Il y a vraiment un monde entre Minhyuk et lui.

Comment peut-il être si neutre, même après ce genre de choses ?

C'est sans doute plus facile pour lui.

Changkyun me ressemble un peu, d'une certaine façon. Il porte un masque devant les gens et même devant lui-même, pour se protéger et continuer à pouvoir agir avec assurance.

Si seulement j'avais eu le courage de perdre ce masque. Peut-être qu'il aurait bien voulu de moi à ses côtés et peut-être même qu'il n'aurait pas rejoint le clan ?

Qui sait...

                                

— C'est quoi ces fringues ?

— J'ai sali mon costume, donc j'ai emprunté des vêtements, place-t-il, avec bien trop de douceur.

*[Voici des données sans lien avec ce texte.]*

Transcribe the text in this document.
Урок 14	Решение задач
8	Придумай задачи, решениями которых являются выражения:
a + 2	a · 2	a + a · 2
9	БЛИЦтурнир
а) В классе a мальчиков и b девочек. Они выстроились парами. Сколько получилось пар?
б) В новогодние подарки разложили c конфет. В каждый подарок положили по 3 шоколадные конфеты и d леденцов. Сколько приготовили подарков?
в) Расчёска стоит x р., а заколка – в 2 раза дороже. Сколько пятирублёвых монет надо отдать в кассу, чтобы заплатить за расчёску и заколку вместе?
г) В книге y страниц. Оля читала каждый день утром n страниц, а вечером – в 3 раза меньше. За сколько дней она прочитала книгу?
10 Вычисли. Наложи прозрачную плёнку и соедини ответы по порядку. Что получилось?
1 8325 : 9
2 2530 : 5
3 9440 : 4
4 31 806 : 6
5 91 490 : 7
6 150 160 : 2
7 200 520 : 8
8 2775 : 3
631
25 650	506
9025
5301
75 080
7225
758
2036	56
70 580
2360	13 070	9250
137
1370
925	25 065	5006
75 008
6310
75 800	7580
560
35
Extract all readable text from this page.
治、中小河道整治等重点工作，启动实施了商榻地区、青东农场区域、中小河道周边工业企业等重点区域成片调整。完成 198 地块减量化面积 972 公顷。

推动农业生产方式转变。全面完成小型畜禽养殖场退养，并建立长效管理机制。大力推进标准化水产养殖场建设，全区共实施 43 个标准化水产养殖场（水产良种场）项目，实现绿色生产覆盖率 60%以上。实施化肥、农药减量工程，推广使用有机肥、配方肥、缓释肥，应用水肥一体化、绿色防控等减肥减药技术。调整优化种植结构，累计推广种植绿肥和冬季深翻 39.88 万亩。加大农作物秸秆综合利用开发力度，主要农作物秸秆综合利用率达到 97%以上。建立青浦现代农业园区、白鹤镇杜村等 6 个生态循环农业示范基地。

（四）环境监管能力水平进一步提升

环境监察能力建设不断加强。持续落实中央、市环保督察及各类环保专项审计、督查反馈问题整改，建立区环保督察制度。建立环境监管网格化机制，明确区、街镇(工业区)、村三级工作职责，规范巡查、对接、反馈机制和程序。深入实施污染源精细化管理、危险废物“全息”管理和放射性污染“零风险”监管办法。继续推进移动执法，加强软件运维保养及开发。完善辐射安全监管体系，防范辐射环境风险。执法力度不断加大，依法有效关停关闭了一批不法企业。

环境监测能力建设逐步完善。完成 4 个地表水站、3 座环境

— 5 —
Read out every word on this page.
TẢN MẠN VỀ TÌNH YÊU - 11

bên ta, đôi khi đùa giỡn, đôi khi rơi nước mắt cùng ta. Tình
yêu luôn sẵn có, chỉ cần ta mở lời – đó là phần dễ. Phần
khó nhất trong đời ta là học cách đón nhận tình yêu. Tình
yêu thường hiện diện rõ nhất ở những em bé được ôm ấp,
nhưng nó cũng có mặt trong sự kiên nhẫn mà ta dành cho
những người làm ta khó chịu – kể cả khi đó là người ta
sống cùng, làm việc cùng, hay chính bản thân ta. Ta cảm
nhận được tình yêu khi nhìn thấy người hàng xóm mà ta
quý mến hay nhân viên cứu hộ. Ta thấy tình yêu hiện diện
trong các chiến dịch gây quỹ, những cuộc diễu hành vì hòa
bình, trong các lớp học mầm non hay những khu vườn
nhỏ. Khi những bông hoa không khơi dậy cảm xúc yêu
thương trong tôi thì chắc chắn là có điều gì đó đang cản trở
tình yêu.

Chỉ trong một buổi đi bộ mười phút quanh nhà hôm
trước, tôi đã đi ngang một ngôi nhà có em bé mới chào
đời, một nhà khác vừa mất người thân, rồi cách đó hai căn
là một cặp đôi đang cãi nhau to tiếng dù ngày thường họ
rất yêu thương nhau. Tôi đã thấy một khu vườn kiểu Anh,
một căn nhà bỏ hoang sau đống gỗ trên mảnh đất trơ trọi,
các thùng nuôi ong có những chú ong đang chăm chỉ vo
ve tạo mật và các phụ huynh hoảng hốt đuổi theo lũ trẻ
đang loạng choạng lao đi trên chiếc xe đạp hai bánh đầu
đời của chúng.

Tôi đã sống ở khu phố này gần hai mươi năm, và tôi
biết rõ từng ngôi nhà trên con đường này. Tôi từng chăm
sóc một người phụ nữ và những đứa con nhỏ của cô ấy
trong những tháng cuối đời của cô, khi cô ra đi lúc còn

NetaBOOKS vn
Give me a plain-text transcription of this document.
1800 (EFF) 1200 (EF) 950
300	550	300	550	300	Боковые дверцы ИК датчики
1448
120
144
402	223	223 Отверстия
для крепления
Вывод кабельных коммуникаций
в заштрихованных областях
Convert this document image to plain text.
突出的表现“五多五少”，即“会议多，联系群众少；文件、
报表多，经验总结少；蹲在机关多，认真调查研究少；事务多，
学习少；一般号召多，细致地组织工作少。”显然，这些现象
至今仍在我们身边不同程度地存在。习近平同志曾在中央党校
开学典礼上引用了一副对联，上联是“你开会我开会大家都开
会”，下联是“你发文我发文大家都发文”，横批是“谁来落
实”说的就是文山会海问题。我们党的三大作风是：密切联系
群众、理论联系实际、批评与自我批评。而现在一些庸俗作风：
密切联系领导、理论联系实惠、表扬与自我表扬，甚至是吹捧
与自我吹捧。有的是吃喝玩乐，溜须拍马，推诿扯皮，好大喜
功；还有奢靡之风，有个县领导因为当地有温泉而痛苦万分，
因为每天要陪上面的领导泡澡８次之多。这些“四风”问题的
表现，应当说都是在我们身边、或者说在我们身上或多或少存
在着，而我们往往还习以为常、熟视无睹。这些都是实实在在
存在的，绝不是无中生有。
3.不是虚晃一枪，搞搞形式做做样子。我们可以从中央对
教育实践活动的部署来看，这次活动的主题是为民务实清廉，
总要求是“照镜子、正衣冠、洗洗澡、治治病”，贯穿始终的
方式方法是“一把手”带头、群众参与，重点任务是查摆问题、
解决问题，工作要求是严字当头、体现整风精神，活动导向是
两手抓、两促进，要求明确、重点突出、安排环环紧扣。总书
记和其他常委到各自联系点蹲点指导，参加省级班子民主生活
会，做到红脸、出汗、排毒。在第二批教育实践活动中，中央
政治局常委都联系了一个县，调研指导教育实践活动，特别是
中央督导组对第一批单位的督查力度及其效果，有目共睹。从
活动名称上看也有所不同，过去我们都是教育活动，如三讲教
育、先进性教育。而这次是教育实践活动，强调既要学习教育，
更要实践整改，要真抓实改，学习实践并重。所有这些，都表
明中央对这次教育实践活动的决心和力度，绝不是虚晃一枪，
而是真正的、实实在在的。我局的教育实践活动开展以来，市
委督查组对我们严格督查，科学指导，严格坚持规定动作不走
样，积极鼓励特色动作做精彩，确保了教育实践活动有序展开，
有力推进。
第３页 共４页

— Ça me rappelle de mauvais souvenirs, de te voir habillé comme ça, murmuré-je, le regard plongé sur ses fins pectoraux visibles au travers de ce pull léger.

— De mauvais souvenirs ?

                     

Perdu dans ma mémoire, je m'approche de lui par automatisme et m'accroche à son haut, le nez glissé dans son cou.

                               

— Arrête, tu vas étirer le col, râle-t-il.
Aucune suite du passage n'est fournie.